As a fellow at the Yerba Buena Center for the Arts, he was undertaking the monumental task of “finding and empowering truth.” Schmitt was pondering this tall order when inspiration fell into his lap.
In that issue, which focused on potential solutions to homelessness, your humble narrator penned an article titled “No Vacancy For the Homeless,” regarding the high number of residential hotel rooms in San Francisco that sit empty while thousands of people remain unsheltered. Data revealed some of the most sparsely inhabited hotels in the city, including a handful that were completely empty. For decades, these hotels provided affordable housing for workers, pensioners and the poor.
That resonated with Schmitt, a partner and creative director at Studio1500 and a past Webby award winner. For his art “intervention,” he designed and printed up half a dozen labels resembling the nutritional information on any box or package of food and headed off into the city. But instead of listing vitamins or calories or fat, these labels cited “Housing Displacement Facts,” such as “unoccupied rooms” and percentages “left vacant.” In each of the six buildings selected, the vacancy was 100 percent.
And so, Schmitt slapped the labels on six single-room occupany (SRO) hotels listed with the city: 1507 California St., 56 Mason St., 149 Sixth St., 1412 Market St., 706 Polk St., and 1485 Bush St.
Some were boarded up and seemingly forgotten. But not all. The former New Pacific Hotel at 706 Polk, which Department of Building Inspection statistics had for years indicated was a vacant, 29-room residential hotel, has been reborn as the Hotel Epik, Tboutique establishment boasts “complimentary high-speed WIFI, bottled water, snacks, Nespresso coffeemaker, a safe, luxury bath products courtesy of Temple Spa.”

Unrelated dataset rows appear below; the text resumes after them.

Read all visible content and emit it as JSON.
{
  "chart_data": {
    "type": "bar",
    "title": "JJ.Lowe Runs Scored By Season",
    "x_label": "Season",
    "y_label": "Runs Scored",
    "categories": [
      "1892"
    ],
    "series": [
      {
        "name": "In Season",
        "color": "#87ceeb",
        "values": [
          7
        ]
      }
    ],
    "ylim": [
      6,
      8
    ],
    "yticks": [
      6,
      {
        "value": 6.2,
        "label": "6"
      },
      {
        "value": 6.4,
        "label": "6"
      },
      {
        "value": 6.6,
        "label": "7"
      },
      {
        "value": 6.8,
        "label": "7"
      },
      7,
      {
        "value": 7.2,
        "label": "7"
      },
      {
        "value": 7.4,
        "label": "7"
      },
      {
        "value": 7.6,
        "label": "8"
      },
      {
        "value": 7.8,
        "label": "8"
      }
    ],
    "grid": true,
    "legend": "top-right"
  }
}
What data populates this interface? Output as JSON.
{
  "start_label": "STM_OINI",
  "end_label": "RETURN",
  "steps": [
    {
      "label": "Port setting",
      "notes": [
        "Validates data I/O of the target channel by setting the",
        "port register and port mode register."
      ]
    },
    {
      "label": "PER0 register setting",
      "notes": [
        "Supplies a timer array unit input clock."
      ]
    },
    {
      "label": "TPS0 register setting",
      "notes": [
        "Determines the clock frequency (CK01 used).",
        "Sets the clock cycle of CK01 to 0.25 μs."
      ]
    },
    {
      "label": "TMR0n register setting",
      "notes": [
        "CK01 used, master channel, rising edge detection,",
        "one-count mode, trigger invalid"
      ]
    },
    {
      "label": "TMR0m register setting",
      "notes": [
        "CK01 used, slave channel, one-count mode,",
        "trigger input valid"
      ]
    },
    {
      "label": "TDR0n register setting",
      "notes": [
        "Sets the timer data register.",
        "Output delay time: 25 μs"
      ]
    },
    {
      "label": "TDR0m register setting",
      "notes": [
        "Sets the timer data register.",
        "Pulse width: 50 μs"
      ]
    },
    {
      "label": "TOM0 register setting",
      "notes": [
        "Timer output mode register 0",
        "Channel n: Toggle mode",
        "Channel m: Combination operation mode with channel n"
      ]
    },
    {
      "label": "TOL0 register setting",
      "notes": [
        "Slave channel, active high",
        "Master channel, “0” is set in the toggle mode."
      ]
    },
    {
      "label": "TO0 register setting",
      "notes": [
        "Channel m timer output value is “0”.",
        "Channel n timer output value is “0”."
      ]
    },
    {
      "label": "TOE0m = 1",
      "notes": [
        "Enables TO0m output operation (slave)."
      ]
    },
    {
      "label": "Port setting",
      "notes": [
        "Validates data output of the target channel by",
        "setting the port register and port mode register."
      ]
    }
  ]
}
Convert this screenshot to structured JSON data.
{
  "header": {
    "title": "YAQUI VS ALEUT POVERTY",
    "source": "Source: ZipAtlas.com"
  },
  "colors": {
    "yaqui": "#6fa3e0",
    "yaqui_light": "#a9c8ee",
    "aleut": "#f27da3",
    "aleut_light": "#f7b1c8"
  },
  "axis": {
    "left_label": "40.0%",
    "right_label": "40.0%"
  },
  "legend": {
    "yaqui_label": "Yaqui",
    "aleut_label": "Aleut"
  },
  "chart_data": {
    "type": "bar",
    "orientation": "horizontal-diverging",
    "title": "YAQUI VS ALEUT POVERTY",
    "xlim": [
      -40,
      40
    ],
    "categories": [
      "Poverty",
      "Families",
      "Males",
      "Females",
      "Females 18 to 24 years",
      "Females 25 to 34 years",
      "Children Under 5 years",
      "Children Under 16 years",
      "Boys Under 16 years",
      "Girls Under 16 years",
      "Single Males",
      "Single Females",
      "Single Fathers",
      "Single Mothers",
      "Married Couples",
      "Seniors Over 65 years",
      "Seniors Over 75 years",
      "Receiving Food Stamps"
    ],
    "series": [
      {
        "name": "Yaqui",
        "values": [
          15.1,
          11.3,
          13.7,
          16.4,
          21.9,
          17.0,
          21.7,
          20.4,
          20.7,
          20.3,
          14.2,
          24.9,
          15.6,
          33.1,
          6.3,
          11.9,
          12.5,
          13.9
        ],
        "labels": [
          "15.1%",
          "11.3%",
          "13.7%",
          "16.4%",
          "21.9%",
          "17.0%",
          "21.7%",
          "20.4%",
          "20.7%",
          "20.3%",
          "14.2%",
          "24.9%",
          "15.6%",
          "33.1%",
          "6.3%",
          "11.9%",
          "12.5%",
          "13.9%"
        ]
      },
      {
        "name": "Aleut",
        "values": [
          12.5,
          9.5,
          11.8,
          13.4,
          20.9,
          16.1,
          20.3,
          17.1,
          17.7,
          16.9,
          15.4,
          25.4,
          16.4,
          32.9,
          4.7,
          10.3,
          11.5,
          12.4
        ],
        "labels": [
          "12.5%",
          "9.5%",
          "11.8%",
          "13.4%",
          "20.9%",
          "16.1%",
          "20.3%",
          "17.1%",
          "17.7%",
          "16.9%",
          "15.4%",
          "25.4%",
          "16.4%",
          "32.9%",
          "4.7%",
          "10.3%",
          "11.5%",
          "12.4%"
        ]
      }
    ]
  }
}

Over at 1485 Bush St., which Building Inspection had categorized until recently as an empty, 13-room single-room occupancy hotel, you’ll now find the Calista, which bills itself as an “organic hotel.” Its website emphasizes “organic products and processes” aimed at global jet-setters who “value authenticity.”
Schmitt wandered past transients and delivery people and construction workers to post his labels. He figures they didn’t stay up very long, but hopes they caught some eyes while they were around.
“I didn’t want to present an art project to a roomful of artists and people who like art,” he explained. “I wanted to put something out in the world. And if people see it, who knows? Maybe it’ll spark something. Maybe they’ll think differently. It opens your mind to the larger issue of just needing more physical space. It’s just one problem of many. But it’s a big one.”